Linked Data publishing has brought about a novel “Web of Data”: a wealth of diverse, interlinked, structured data published on the Web. These Linked Datasets are described using the Semantic Web standards and are openly available to all, produced by governments, businesses, communities and academia alike. However, the heterogeneity of such data – in terms of how resources are described and identified – poses major challenges to potential consumers.
Herein, use cases for pragmatic, lightweight reasoning techniques that leverage Web vocabularies (described in RDFS and OWL) to better integrate large scale, diverse, Linked Data corpora are examined. A test corpus of 1.1 billion RDF statements collected from 4 million RDF Web documents is taken and the use of RDFS and OWL analysed. The next part of the book details and evaluates scalable and distributed techniques for applying rule-based materialisation to translate data between different vocabularies, and to resolve coreferent resources that talk about the same thing. It is shown how such techniques can be made robust in the face of noisy and often impudent Web data. Also examined is a use case for incorporating a PagerRank-style algorithm to rank the trustworthiness of facts produced by reasoning, subsequently using those ranks to fix formal contradictions in the data.
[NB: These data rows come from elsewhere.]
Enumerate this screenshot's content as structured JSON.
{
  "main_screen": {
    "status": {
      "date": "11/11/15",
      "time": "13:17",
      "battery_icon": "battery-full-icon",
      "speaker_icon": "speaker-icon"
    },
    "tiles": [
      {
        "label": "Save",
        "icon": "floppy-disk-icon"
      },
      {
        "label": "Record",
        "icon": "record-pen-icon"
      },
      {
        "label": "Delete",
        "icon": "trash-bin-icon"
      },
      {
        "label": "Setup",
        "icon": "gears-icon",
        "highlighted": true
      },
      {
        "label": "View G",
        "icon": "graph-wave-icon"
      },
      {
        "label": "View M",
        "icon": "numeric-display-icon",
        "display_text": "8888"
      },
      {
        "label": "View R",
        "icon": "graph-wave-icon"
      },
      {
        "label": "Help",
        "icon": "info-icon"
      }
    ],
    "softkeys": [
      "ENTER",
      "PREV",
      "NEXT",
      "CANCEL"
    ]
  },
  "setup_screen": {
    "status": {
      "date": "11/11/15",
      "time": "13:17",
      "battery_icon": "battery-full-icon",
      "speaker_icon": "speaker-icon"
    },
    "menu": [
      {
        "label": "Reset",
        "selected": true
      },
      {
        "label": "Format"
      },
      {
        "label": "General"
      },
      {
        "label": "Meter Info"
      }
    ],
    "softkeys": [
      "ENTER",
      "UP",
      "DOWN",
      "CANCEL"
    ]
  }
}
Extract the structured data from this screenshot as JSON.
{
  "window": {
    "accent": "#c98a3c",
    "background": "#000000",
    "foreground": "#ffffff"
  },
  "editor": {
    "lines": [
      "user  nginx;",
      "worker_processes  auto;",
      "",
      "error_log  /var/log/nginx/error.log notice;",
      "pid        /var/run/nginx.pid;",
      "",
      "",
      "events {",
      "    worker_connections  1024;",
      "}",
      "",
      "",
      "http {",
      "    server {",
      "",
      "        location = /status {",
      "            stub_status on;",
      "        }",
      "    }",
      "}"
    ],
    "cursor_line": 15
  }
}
All the methods are validated against our real world, large scale, open domain, Linked Data evaluation corpus.
This book is based on a thesis I submitted to the National University of Ireland, Galway in pursuance of a Doctorate of Philosophy in February 2011. (I passed!) The thesis was originally titled “Exploiting RDFS and OWL for Integrating Heterogeneous, Large-Scale, Linked Data Corpora”. My supervisor was Axel Polleres, my internal examiner was Stefan Decker and my external examiner was Jim Hendler. In this version I've ironed out a few kinks and made some corrections. I have also abbreviated some parts to maintain a reasonable length.
Returning to work on a thesis again after three years can make one philosophical about the PhD process. I don't wish to get philosophical here except to say that even in the darkest days of my PhD, I was driven by the idea that the Web has not come close to realising its full potential yet, and that perhaps I could influence, in some small but meaningful way, what the Web will look like in ten, twenty or fifty years time. (What will it look like?)
For better or worse, I bet my early twenties on investigating methods by which deductive reasoning can be applied over lots of diverse Web data without making an enormous mess, and this thesis was the result. Automated deductive reasoning techniques can help machines better understand and process the content of the Web, leading to new applications. But needless to say, it was and still is an ambitious goal.
Three years the wiser, the work presented herein has yet to revolutionise the Web. But I learnt a lot from the PhD process. And I would like to think that, in its own unique way, this work demonstrates that the original vision of the Semantic Web, with “altruistic” machines automatically acting upon their “deep understanding” of Web content, is not science fiction. Machines can certainly do useful things by reasoning over Web data. The only question is to what extent such reasoning will be needed by the future Web of ten, twenty or fifty years time.